Ilustração de Rodrigo Rosa
Talmente,
também, se carecia de tomar repouso e aguardo. Por meios e modos,
sortimos arranjados animais de montada, arranchamos dias numa fazenda
hospitaleira na Vereda do Alegre, e viemos vindo atravessando o Pardo
e o Acarí, em toda a parte a gente era recebida a bem. Tardou foi
para se ter sinal dos bandos dos Judas. Mas a vantagem nossa era que
todos os moradores pertenciam do nosso lado. MedeiroVaz não
maltratava ninguém sem necessidade justa, não tomava nada à força,
nem consentia em desatinos de seus homens. Esbarrávamos em lugar, as
pessoas vinham, davam o que podiam, em comidas, outros presentes. Mas
os hermógenes e os cardões roubavam, defloravam demais,
determinavam sebaça em qualquer povoal atôa, renitiam feito peste.
Na ocasião, o Hermógenes beirava a Bahia de lá, se soube, e eram
um mundo enorme de má gente. E o Ricardão? Estivesse, esperasse.
Dando meias andadas, nós chegamos num ponto-verdadeiro, num
Burití-do-Zé. Dono de lá, Sebastião Vieira, tinha curral e casa.
E guardava munição da mais de dez mil tiros de bala.
Por
que foi que não se fez combate, depois naqueles meses todos? A
verdade digo ao senhor: os soldados do Governo perseguiam a gente.

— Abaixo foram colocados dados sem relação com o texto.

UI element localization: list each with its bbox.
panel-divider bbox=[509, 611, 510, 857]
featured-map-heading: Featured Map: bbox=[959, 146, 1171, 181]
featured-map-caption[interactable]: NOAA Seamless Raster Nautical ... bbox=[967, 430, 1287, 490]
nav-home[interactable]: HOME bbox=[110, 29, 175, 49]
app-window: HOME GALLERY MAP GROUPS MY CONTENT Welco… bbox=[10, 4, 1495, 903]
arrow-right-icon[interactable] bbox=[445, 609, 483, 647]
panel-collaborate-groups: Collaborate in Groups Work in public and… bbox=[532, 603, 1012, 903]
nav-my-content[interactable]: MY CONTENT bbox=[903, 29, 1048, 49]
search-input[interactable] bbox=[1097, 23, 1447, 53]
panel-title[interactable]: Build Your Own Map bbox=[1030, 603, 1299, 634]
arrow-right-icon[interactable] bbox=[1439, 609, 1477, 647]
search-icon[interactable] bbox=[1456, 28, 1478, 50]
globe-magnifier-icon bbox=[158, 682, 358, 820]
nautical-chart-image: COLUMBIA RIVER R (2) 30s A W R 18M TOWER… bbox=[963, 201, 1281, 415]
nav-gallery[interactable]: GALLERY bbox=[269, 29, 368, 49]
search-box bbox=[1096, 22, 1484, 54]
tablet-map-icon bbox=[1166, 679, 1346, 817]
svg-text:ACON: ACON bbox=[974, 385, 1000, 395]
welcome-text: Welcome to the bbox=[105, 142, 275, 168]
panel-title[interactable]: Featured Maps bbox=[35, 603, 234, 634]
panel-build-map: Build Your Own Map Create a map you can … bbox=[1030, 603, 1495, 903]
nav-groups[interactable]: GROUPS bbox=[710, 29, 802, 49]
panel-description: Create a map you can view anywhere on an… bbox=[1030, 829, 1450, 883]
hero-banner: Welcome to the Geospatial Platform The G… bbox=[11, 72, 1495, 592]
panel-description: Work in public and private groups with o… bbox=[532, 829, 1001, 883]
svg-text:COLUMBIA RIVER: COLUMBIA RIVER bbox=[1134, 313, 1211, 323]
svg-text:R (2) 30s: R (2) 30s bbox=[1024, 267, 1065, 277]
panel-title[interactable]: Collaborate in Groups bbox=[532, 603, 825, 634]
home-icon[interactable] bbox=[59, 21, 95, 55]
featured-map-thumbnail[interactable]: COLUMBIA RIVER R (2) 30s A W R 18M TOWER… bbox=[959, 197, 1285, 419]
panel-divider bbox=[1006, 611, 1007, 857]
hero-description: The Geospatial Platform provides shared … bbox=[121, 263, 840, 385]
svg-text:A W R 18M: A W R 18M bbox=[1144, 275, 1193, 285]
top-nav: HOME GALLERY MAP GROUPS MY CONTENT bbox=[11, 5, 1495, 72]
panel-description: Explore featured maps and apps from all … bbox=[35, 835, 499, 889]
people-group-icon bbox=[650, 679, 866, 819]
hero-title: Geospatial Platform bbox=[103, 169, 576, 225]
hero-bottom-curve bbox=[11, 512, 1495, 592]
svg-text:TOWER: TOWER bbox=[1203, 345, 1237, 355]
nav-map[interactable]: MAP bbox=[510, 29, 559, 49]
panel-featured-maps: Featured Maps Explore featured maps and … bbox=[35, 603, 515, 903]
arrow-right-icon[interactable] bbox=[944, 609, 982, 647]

Major Oliveira, Tenente Ramiz e Capitão Melo Franco ― esses não
davam espaço. E Medeiro Vaz pensava era um pensamento: a gente
mamparreasse de com eles não guerrear, não se esperdiçar ―
porque as nossas armas guardavam um destino só, de dever.
Escapulíamos, esquipávamos. Vereda em vereda, como os buritís
ensinam, a gente varava para após. Se passava o Piratinga, que é
fundo, se passava: ou no Vau da Mata ou no Vau da Boiada; ou então,
pegando mais por baixo, o São Domingos, no Vau do José Pedro. Se
não, subíamos beira desse, até às nascentes, no São
Dominguinhos. A ser o importante, que se tinha de estudar, era
avançar depressa nas boas passagens nas divisas, quando militar
vinha cismado empurrando. E preciso de saber os trechos de se descer
para Goiás: em debruçar para Goiás, o chapadão por lá vai
terminando, despenha. Tem quebra-cangalhas e ladeiras terríveis
vermelhas. Olhe: muito em além, vi lugares de terra queimada e chão
que dá som ― um estranho. Mundo esquisito! Brejo do Jatobazinho:
de medo de nós, um homem se enforcou. Por aí, extremando, se
chegava até no Jalapão ― quem conhece aquilo? ― tabuleiro
chapadoso, proporema. Pois lá um geralista me pediu para ser
padrinho de filho. O menino recebeu nome de Diadorim, também. Ah,
quem oficiou foi o padre dos baianos, saiba o senhor: população de
um arraial baiano, inteira, que marchava de mudada ― homens,
mulheres, as crias, os velhos, o padre com seus petrechos e cruz e a
imagem da igreja ― tendo até bandinha-de-música, como vieram com
todos, parecendo nação de maracatú! Iam para os diamantes, tão
longe, eles mesmo dizendo! ...nos rios... Uns tocavam jumentos de
almocreve, outros carregavam suas coisas ― sacos de mantimentos,
trouxas de roupa, rede de caroá a tiracol. O padre, com
chapéu-de-couro prà-trasado. Só era uma procissão sensata
enchendo estrada, às poeiras, com o plequêio das alpercatas, as
velhas tiravam ladainha, gente cantável. Rezavam, indo da miséria
para a riqueza. E, pelo prazer de tomar parte no conforto de
religião, acompanhamos esses até à Vila da Pedra-de-Amolar. Lá
venta é da banda do poente, no tempo-das-águas; na seca, o vento
vem deste rumo daqui. O cortejo dos baianos dava parecença com uma
festa. No sertão, até enterro simples é festa.